Today we make more graphs and we make them more pretty.

A reminder: the goal here is not for you to be able to open a blank piece of paper and start writing long, elegant code straight from your brain. Even if you are expert coders, that is not particularly efficient. Rather, our goal is that by working through these activities, we learn (1) what the possibilities are; (b) build familiarity with how to work with them; and (c) create an set of templates to draw from that you are already familiar with.

Start by changing your name above! You may want to change the title - it’s not a template anymore!

Step 1:

Complete the following primers:

  1. (Optional) Box plots and counts: Coverage of additional graph types that are handy but not critical
  2. Scatterplots
  3. Line plots
  4. Customize plots

As before, I would recommend working through them both in the tutorial and in a separate .Rmd file on your computer - it will be useful to have all the written examples together.

Step 2: Show off your work!

Load all the libraries you need here, so you don’t have to worry about it later on:

Results from “Scatterplots/Layers”

Paste the code you used to create the plot for “global vs local data” section of the Layers section:the graph of engine displacement vs. highway mileage where just some points are highlighted red.

Using the last_plot() command to call the previous graph, add the title “Sports cars have bad gas mileage.” (or whatever title you like better)

Results from “Line Plots and Maps / Similar Geoms” "

Recreate your code to complete Review 3 in “Similar Geoms”, where were make the cool area map of life expectancy across three countries in Asia that isn’t all messed up:

Using the last_plot() command to call the previous graph, add two layers: 1. A minimal theme, using theme_minimal() 2. A different color palette, using scale_fill_brewer(palette = "Spectral")

If “Spectral” isn’t for you, you can explore other palettes here or by typing RColorBrewer::display.brewer.all() in the command window.

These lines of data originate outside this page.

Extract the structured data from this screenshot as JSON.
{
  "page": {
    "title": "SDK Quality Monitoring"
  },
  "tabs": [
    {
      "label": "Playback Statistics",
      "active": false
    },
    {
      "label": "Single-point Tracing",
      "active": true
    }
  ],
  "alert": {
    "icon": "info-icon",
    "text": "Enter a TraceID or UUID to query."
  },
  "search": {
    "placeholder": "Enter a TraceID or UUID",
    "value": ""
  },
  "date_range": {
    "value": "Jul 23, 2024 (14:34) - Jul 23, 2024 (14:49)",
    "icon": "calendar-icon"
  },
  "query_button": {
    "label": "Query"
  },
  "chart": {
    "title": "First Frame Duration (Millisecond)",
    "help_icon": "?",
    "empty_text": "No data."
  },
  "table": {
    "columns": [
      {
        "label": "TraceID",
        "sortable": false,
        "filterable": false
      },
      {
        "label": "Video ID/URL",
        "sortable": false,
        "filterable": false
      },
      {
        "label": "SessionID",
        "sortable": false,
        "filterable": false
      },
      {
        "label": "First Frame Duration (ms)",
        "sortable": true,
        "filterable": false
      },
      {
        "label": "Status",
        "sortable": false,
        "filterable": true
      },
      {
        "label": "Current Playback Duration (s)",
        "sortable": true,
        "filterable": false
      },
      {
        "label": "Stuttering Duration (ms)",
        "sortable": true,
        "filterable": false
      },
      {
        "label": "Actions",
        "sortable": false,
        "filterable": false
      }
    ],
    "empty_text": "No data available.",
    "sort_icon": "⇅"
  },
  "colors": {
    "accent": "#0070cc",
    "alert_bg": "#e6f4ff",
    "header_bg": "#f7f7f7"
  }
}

The default is nice, but not interpretable for this type of plot

Results from “Customizing your plots / Quiz” "

Recreate your code from the Quiz at the end of Customizing your plots. You made a beautiful thing!

# Put your code here! Make sure it runs

Step 3: Reflection

In this space, type your answer to the following prompts (no word limit):

Step 4: Knit!

Finally, knit this document to Word, html, or PDF and upload into Blackboard.

Note: If you get a weird error message about Error in contrib.url(repos,"source")... comment out the two lines that install your packages.